The majority of government websites include outdated programs with known vulnerabilities, researchers at the Optus Macquarie Cyber Security Hub say.
A three-year audit [pdf] of over 1800 externally-facing state, territory and federal government websites found that, despite overall improvements in cyber security, many pages remain vulnerable to attacks and insecure data transmission.
“The good news is that the security of government websites has improved significantly, rising from just 36 percent adopting the secure HTTPS protocol in 2018, to 84 percent using HTTPS in 2020,” Optus Macquarie Cyber Security Hub executive director, Professor Dali Kaafar said.

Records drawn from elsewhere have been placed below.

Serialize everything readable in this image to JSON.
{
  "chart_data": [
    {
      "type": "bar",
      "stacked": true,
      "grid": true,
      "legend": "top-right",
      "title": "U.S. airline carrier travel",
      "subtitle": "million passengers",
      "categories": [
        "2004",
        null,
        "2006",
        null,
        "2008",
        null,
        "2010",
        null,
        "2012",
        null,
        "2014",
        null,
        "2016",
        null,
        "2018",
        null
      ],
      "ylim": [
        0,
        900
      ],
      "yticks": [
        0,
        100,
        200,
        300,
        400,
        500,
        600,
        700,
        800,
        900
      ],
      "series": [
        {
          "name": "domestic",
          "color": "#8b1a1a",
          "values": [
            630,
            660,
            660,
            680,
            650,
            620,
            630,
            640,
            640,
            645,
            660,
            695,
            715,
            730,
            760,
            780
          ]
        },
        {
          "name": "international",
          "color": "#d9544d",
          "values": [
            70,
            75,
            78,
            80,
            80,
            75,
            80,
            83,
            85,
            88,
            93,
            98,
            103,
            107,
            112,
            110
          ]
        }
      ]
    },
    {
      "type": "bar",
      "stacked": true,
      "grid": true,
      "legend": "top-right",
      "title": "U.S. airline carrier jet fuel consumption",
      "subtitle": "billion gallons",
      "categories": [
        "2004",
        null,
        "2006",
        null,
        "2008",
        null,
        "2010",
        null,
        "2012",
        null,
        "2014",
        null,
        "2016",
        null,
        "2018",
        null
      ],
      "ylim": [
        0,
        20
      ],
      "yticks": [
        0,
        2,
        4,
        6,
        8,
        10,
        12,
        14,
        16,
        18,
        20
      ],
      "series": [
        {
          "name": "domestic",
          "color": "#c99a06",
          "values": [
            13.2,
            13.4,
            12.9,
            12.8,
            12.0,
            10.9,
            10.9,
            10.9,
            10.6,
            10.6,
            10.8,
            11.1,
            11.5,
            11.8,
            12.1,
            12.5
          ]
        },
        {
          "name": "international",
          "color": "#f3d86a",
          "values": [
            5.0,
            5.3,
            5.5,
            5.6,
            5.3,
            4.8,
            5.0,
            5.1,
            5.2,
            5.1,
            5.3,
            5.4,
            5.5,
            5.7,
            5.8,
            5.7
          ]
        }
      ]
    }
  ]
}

Of those that do use HTTPS, 3.9 percent of federal government sites and 7.4 percent of state and territory governments present insecure server configurations due to weaknesses in cryptographic mechanisms, support of vulnerable protocols or untrusted certificates, potentially placing client information at risk of being intercepted by bad actors, the researchers said.
The researchers said these issues could expose users to several threats, “especially cross-site scripting (XSS), in which remote attackers exploit the known vulnerabilities to inject arbitrary script/code in the webpage”.
“Considering the total set of Australian government websites (federal government and state/territory ones), we detected 2004 instances of vulnerable libraries across 1862 websites,” the researchers said.
“We find that … the majority of webpages (>57 percent) include at least one vulnerable library.
“Most vulnerabilities come with old versions of popular libraries such as jQuery (for example, more than 33 percent of Australian government websites use old versions 1.4.4 – 1.12.4, while the latest version is 3.4.1), jQuery UI (vulnerable library versions detected in 10 percent of websites) and Bootstrap (5.5 percent of government websites with outdated library versions).”
The researchers used a star rating system to compare state and federal cyber postures, with five stars representing “excellent” security.
Kaafar warned that despite the overall improvements in webpage security, “criminals only require a small crack in a window to get into the house”.
The federal government’s first annual cybersecurity threat report released in September showed there were 2266 cybersecurity incidents and 59,806 cybercrime reports logged over the last financial year, with a rise in Covid-19 themed scams from March onwards.